There is something to be said for this atavistic view of serial murder. At the very least, it’s a useful metaphor for the kind of monstrous transformations that killers like Bundy undergo. One scientist, however, took the theory to ludicrous extremes. His name was Cesare Lombroso. Nowadays, he is regarded as something of a crackpot whose theories have been completely discredited. In his own time, however, he was admired as the foremost criminologist of his age and the father of something called
“criminal anthropology.”
Illustration of an atavistic “born criminal” from Cesare Lombroso’s Criminal Man In his 1876 book L’Uomo Delinquente ( Criminal Man), Lombroso (who was heavily influenced by Darwin’s theories) argued that violent criminals were not merely barbaric in their behavior. They were literal atavisms—savage, Neanderthal-like beings born, by some unexplained evolutionary glitch, into the modern world. Because they were throwbacks to the prehistoric past, they could be identified by certain physical characteristics which made them resemble a lower, more apelike species. According to Lombroso, natural-born criminals were distinguished by small skulls, sloping foreheads, jutting brows, protruding ears, bad teeth, barrel chests, disproportionately long arms, and various other traits. They also often had tattoos, which he associated with members of aboriginal tribes, or as he put it, “primitive humanity.”

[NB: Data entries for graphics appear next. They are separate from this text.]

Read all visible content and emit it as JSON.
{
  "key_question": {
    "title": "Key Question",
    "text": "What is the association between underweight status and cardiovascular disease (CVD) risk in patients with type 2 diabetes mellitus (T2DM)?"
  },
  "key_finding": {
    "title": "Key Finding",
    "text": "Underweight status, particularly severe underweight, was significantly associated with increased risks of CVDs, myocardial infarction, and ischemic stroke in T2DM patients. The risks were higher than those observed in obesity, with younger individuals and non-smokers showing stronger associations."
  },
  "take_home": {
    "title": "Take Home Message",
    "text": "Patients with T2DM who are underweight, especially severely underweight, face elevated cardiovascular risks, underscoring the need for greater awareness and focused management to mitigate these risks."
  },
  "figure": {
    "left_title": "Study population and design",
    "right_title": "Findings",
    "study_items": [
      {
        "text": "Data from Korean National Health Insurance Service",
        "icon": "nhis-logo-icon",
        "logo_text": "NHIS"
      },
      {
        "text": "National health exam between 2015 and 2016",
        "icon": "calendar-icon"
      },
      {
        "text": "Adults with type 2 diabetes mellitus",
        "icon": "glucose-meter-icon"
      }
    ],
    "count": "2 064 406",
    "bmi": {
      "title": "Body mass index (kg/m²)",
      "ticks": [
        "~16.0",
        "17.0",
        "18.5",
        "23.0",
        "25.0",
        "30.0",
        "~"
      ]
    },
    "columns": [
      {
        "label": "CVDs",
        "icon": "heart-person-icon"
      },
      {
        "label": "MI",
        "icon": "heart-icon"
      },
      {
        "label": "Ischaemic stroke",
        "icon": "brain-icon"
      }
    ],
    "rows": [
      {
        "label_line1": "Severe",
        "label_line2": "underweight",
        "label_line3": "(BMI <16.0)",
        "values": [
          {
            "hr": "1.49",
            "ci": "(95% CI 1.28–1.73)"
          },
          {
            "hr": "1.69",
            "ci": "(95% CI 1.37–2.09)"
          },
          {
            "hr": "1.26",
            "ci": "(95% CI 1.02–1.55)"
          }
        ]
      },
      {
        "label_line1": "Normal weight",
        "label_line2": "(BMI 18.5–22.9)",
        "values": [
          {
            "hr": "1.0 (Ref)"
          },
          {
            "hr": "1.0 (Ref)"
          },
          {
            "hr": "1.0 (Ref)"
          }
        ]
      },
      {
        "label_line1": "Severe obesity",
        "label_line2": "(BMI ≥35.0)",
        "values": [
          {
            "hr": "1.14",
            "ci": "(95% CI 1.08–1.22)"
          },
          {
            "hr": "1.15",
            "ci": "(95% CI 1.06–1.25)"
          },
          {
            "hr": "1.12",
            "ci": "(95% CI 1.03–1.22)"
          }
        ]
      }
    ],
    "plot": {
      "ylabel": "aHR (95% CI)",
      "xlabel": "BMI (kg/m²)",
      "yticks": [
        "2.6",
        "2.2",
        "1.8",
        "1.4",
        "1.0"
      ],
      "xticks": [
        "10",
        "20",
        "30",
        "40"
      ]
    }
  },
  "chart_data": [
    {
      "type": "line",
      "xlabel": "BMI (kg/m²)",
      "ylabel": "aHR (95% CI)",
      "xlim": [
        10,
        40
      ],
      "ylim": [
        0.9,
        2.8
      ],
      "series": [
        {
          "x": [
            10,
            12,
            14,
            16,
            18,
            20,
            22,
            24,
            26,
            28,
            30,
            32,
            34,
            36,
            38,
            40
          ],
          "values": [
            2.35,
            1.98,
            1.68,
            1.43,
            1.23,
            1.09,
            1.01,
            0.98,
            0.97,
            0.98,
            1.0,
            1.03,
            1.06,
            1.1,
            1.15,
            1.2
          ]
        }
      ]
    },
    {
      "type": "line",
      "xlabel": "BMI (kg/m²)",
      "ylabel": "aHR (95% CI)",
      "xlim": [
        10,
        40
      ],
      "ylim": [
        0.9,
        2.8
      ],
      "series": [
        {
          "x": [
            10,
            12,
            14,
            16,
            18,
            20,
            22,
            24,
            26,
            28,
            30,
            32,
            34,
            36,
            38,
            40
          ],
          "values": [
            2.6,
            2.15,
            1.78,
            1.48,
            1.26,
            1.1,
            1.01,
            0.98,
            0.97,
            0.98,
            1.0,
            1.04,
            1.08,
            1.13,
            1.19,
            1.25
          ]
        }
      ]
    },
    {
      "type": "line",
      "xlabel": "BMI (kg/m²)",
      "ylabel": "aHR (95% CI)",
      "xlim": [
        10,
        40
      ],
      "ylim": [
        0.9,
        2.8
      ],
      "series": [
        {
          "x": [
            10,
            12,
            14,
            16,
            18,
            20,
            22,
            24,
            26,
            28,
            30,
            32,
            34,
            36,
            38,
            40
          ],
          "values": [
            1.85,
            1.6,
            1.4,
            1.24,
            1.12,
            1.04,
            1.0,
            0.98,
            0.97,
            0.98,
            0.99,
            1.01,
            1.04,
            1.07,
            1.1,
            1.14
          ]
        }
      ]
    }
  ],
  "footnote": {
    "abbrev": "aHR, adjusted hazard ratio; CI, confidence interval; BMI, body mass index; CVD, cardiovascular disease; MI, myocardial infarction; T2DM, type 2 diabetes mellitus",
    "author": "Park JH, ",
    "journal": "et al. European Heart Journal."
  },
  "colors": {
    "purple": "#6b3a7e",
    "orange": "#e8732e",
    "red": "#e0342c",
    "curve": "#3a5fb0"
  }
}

I seemed to see all of a sudden, lighted up as a vast plain under a flaming sky, the problem of the nature of the criminal—an atavistic being who reproduces in his person the ferocious instincts of primitive humanity and the inferior animals. Thus were explained anatomically the enormous jaws, high cheek-bones, prominent superciliary arches, solitary lines in the palms, extreme size of the orbits, handle-shaped ears found in criminals, savages, apes, insensibility to pain, extremely acute sight, tattooing, excessive idleness, love of orgies, and the irresponsible craving of evil for its own sake, the desire not only to extinguish life in the victim, but to mutilate the corpse, tear its flesh and drink its blood.”
—Cesare Lombroso
Needless to say, Lombroso’s theory holds as much water as the nineteenth-century pseudoscience of phrenology (the belief that you can analyze someone’s personality by feeling the bumps on his head).
Nowadays, we know all too well that ultraviolent criminals come in all shapes and sizes. If—as Lombroso suggested—you could tell that someone was a savage killer just by looking at him, then the women who fell victim to dapper H. H. Holmes, or dashing Ted Bundy, or dorky Harvey Glatman might still be alive today. And if tattoos were a sign of someone’s innate criminality, a significant part of the US population—including, at this point, a fair number of suburban soccer moms—would be behind bars.